In den alten Schlössern im Hirschberger Tal regt sich neues Leben

Schildau, Fischbach oder Erdmannsdorf sind Namen, die bis vor kurzem kaum jemand kannte. Dabei waren es im 19. Jahrhundert In-Plätze des europäischen Hochadels. Heute heißen die Orte Wojanów, Karpniki und Mysłakowice. Seit dort ein Schlosshotel nach dem nächsten öffnet, strömen immer mehr Touristen ins liebliche Vorland des polnischen Riesengebirges.

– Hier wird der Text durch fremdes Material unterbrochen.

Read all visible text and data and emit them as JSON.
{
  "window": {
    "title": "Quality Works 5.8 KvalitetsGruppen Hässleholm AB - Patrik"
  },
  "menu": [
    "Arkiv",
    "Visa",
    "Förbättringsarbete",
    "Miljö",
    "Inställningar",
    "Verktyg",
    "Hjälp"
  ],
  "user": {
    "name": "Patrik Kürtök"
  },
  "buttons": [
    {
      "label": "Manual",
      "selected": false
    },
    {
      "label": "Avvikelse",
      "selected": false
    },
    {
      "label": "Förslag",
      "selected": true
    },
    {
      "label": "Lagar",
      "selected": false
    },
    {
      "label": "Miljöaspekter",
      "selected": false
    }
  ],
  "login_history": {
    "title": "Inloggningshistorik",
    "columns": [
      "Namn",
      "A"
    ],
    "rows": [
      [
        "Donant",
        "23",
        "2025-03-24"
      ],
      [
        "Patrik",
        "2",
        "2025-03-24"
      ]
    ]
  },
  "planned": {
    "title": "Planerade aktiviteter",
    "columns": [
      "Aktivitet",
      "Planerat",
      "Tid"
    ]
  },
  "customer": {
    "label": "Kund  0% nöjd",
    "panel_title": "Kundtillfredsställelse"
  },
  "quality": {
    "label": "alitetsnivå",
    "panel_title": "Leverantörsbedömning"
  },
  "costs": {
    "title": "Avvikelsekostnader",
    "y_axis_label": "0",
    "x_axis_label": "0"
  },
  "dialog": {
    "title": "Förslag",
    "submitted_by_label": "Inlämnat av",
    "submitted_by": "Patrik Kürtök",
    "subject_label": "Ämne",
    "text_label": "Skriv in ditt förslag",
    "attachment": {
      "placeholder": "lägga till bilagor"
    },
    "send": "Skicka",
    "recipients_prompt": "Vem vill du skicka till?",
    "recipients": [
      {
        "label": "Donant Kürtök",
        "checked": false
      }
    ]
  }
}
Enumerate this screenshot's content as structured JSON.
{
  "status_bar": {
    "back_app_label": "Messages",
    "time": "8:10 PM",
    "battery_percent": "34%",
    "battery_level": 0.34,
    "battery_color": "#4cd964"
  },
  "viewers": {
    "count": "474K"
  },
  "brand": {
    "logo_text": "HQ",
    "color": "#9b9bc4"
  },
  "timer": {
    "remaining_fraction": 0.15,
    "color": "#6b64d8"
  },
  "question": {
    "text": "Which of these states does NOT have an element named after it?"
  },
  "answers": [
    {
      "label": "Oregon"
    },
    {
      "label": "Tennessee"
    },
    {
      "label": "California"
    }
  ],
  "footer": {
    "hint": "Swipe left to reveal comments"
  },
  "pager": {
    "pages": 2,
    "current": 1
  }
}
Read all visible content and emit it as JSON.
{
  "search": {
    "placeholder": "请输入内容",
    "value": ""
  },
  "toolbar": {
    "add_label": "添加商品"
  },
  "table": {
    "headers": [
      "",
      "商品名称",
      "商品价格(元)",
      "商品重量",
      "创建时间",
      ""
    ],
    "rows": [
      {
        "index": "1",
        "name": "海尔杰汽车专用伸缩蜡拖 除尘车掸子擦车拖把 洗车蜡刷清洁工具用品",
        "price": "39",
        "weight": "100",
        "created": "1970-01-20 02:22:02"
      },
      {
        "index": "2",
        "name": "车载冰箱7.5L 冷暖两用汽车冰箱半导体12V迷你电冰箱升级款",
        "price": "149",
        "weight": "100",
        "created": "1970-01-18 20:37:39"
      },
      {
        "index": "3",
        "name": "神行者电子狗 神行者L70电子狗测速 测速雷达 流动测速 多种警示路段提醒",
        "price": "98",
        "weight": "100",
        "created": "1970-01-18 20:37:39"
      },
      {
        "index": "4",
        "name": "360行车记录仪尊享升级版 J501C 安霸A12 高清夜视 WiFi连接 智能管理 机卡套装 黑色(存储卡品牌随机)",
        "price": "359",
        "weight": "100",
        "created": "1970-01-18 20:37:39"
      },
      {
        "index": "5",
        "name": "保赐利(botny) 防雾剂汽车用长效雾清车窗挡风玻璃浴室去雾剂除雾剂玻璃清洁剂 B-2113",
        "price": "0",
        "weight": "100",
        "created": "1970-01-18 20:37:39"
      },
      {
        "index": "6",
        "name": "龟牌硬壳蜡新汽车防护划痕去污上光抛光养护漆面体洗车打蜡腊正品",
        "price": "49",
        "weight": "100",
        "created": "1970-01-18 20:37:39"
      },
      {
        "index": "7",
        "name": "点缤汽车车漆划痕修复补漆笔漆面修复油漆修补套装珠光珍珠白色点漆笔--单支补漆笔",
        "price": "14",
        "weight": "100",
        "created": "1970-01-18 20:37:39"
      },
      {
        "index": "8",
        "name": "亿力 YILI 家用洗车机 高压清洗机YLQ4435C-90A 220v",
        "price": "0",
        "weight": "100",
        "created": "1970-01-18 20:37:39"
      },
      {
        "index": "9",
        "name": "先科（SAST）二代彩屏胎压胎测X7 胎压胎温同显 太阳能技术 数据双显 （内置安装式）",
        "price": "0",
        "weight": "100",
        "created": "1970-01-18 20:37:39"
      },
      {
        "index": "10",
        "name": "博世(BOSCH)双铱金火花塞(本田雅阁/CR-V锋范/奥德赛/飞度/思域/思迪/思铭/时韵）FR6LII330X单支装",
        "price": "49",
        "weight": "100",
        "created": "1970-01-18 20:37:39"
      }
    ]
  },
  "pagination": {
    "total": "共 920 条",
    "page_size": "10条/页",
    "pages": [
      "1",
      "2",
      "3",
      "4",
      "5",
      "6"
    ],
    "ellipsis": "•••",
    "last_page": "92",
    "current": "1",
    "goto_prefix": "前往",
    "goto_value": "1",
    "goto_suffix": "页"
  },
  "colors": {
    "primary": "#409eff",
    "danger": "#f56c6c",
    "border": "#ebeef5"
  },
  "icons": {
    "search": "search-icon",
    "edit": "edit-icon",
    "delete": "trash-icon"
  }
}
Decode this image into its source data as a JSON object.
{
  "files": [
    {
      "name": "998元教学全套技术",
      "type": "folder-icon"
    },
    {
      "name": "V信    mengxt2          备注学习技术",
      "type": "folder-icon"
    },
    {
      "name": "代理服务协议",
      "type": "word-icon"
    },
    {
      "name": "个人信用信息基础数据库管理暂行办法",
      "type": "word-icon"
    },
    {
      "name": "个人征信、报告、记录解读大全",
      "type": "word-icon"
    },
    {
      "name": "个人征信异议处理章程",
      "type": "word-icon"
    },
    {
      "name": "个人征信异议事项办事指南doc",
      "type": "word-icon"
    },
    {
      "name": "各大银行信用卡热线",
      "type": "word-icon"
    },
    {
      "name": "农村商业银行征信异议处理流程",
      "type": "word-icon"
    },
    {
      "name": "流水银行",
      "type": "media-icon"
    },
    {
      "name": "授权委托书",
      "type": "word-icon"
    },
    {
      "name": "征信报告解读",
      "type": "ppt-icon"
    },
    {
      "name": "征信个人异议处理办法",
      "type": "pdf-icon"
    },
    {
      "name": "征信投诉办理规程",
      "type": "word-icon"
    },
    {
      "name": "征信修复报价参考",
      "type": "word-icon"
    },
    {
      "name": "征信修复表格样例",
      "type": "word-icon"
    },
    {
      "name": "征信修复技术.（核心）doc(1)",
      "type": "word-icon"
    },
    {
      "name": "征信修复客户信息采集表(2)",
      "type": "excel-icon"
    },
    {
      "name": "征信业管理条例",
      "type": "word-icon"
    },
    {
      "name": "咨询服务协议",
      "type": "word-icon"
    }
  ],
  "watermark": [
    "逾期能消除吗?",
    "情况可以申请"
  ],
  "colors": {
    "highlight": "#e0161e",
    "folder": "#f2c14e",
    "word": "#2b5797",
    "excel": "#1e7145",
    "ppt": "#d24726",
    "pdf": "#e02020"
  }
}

Berühmte Baumeister wie Karl-Friedrich Schinkel und der geniale Parkgestalter Peter Joseph-Lenné schufen im 19. Jahrhundert für die königliche Familie und andere Adelige eine einzigartige Schlösser- und Parklandschaft. Rund um die heutige Kreisstadt Jelenia Góra (Hirschberg) gibt es etwa drei Dutzend Burgen und Schlösser, so viele wie nirgendwo sonst in Europa auf ähnlicher Fläche. Nach dem Zweiten Weltkrieg bröckelte die Pracht, die Schlösser verfielen, die Parks verwilderten und das Hirschberger Tal geriet in Vergessenheit. Einige polnische und deutsche Idealisten haben Dornröschen wieder wachgeküsst.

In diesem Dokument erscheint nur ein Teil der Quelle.